Difference between DFA and NFA

Key point: Although NFAs appear more powerful, every NFA can be converted to an equivalent DFA, so both accept exactly the same class of languages (regular languages).

DFA Accepting Binary Strings Ending with '00'

We track how many trailing 0s have been seen.

States: $q_0$ (no useful suffix / last symbol not contributing), $q_1$ (string ends in a single 0), $q_2$ (string ends in 00, accepting).

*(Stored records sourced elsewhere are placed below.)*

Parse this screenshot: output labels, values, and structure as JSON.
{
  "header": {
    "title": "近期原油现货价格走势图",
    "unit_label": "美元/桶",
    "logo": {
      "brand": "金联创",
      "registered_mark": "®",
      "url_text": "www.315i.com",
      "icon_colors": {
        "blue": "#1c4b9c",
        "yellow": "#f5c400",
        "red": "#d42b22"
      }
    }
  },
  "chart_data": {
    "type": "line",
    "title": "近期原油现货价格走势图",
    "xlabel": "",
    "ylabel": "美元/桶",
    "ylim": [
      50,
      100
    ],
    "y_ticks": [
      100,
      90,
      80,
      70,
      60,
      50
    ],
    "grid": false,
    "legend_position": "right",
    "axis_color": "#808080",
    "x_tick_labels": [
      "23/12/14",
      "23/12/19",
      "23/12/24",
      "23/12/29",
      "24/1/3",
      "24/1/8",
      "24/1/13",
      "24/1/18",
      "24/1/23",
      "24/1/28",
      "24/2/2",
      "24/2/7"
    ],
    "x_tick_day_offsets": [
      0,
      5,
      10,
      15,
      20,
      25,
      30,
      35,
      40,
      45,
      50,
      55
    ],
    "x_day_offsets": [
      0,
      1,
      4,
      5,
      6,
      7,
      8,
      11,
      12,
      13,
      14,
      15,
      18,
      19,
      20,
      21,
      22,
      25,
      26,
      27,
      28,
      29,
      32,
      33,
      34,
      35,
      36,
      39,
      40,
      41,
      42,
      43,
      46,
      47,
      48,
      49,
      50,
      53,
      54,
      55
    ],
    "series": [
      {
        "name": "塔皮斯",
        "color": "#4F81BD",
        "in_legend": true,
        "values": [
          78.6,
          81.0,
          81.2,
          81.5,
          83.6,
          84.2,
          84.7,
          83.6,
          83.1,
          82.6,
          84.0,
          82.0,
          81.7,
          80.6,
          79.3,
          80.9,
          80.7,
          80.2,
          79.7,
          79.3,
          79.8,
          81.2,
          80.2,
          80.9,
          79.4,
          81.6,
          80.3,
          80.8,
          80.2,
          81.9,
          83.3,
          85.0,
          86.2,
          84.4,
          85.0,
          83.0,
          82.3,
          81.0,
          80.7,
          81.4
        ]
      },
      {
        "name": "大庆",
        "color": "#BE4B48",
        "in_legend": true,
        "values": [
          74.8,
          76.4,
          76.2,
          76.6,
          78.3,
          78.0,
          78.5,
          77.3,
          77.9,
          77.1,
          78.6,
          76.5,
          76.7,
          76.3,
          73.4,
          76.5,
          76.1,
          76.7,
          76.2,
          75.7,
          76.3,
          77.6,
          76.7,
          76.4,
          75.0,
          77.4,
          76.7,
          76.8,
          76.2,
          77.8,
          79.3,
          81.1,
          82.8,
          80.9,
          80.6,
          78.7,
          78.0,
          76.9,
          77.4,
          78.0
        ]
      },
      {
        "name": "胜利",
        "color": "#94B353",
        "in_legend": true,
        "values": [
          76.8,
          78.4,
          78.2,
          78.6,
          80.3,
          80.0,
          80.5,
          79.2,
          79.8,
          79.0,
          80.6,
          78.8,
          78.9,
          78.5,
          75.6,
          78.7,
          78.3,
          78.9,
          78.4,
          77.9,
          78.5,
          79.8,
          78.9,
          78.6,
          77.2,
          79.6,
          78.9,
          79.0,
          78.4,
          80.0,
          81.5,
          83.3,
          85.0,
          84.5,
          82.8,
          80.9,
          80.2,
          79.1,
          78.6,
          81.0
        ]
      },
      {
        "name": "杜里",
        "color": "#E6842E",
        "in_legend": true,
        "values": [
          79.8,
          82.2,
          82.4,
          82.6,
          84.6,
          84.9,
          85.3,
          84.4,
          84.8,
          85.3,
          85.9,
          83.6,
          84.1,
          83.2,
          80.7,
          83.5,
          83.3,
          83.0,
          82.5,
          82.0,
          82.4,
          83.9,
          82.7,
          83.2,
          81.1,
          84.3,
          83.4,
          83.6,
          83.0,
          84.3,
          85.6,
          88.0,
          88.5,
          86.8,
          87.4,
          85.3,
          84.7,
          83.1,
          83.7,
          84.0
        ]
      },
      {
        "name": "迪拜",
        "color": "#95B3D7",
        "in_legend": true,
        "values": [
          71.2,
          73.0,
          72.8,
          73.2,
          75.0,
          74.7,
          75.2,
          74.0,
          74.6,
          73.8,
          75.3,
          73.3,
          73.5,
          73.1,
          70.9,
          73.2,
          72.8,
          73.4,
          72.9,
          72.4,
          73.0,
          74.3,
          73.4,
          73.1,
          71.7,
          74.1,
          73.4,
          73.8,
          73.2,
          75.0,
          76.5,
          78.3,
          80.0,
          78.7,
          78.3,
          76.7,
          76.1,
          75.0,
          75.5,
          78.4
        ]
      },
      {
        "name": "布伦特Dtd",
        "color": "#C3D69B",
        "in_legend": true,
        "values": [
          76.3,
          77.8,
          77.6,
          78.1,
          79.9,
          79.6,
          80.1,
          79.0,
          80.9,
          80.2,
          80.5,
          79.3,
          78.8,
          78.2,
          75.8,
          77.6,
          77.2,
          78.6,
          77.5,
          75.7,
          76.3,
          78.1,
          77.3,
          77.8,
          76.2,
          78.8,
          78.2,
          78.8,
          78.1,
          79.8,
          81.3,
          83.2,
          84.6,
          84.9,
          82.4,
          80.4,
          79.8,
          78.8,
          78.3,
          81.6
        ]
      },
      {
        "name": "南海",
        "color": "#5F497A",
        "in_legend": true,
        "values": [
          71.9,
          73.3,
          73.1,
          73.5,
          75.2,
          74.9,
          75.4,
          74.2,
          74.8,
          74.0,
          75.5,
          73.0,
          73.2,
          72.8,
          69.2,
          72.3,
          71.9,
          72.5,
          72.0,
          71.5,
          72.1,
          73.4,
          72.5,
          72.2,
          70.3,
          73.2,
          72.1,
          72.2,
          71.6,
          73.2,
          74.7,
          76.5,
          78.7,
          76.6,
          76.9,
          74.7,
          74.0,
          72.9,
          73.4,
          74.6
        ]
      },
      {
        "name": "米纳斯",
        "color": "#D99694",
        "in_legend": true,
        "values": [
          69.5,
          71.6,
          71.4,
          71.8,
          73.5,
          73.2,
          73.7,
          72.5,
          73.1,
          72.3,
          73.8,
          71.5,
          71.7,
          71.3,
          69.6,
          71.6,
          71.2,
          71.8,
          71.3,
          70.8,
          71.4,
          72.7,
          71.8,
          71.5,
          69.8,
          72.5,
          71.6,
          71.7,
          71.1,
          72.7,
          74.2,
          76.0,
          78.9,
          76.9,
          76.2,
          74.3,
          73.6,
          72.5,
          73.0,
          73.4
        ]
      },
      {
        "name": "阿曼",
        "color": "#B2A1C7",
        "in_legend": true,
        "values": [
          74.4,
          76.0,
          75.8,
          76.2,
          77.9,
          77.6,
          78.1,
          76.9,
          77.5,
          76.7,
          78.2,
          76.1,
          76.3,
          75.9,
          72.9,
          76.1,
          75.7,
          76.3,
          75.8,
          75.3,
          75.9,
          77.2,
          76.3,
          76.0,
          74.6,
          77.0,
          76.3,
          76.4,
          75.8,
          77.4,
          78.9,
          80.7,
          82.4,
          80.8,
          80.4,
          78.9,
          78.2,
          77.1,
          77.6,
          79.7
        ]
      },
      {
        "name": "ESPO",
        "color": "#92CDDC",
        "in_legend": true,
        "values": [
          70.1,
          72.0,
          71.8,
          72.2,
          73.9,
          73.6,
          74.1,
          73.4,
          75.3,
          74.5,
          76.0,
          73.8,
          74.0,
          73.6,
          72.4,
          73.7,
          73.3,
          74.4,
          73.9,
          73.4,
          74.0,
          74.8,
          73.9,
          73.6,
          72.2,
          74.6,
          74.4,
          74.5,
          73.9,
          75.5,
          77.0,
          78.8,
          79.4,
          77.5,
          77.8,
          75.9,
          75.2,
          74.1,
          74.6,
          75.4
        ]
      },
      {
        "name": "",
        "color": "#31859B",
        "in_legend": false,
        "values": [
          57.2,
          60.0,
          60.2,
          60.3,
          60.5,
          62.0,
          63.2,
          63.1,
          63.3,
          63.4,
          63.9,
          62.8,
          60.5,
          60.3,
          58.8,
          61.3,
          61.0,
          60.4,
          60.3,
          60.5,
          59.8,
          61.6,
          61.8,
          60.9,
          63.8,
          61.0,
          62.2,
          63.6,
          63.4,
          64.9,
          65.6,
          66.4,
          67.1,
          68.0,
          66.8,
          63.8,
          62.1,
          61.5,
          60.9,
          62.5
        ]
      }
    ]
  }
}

• $Q = \{q_0, q_1, q_2\}$, start $= q_0$, $F = \{q_2\}$, $\Sigma = \{0,1\}$.

Logic:

• Reading 1 always resets to $q_0$ (no trailing zeros).
• Reading 0 from $q_0$ goes to $q_1$ (one trailing zero); from $q_1$ to $q_2$ (two or more); from $q_2$ stays in $q_2$ (still ends in 00).

The DFA accepts iff it ends in $q_2$, i.e. the string ends with 00. Example: 100 is accepted; 010 is rejected.

Epsilon-Closure

In an NFA with $\epsilon$-transitions, the $\epsilon$-closure of a state $q$, written $ECLOSE(q)$ or $\epsilon\text{-}closure(q)$, is the set of all states reachable from $q$ using zero or more $\epsilon$-transitions (including $q$ itself).

Formally:

• $q \in \epsilon\text{-}closure(q)$.
• If $p \in \epsilon\text{-}closure(q)$ and there is an $\epsilon$-transition $p \to r$, then $r \in \epsilon\text{-}closure(q)$.

It is used when simulating $\epsilon$-NFAs and when converting an $\epsilon$-NFA to a DFA.

Example

Consider an $\epsilon$-NFA with transitions:

$$q_0 \xrightarrow{\epsilon} q_1, \quad q_1 \xrightarrow{\epsilon} q_2, \quad q_1 \xrightarrow{a} q_3.$$

Then:

• $\epsilon\text{-}closure(q_0) = \{q_0, q_1, q_2\}$ (reach $q_1$ via one $\epsilon$, then $q_2$ via another).
• $\epsilon\text{-}closure(q_1) = \{q_1, q_2\}$.
• $\epsilon\text{-}closure(q_3) = \{q_3\}$ (no outgoing $\epsilon$-moves).

Regular Expression: at least one 0 and at least one 1

For strings over $\{0,1\}$ containing at least one 0 AND at least one 1, account for the two possible orderings (the first 0 may come before or after the first 1):

$$(0+1)^*\,0\,(0+1)^*\,1\,(0+1)^* \;+\; (0+1)^*\,1\,(0+1)^*\,0\,(0+1)^*$$

Explanation:

• The first term $(0+1)^* 0 (0+1)^* 1 (0+1)^*$ matches strings where a 0 appears somewhere before a 1.
• The second term covers the case where a 1 appears before a 0.
• Their union guarantees the string has both at least one 0 and at least one 1, in either order.

Examples accepted: 01, 10, 0011, 1010. Rejected: 000, 111, \epsilon (each lacks one of the symbols).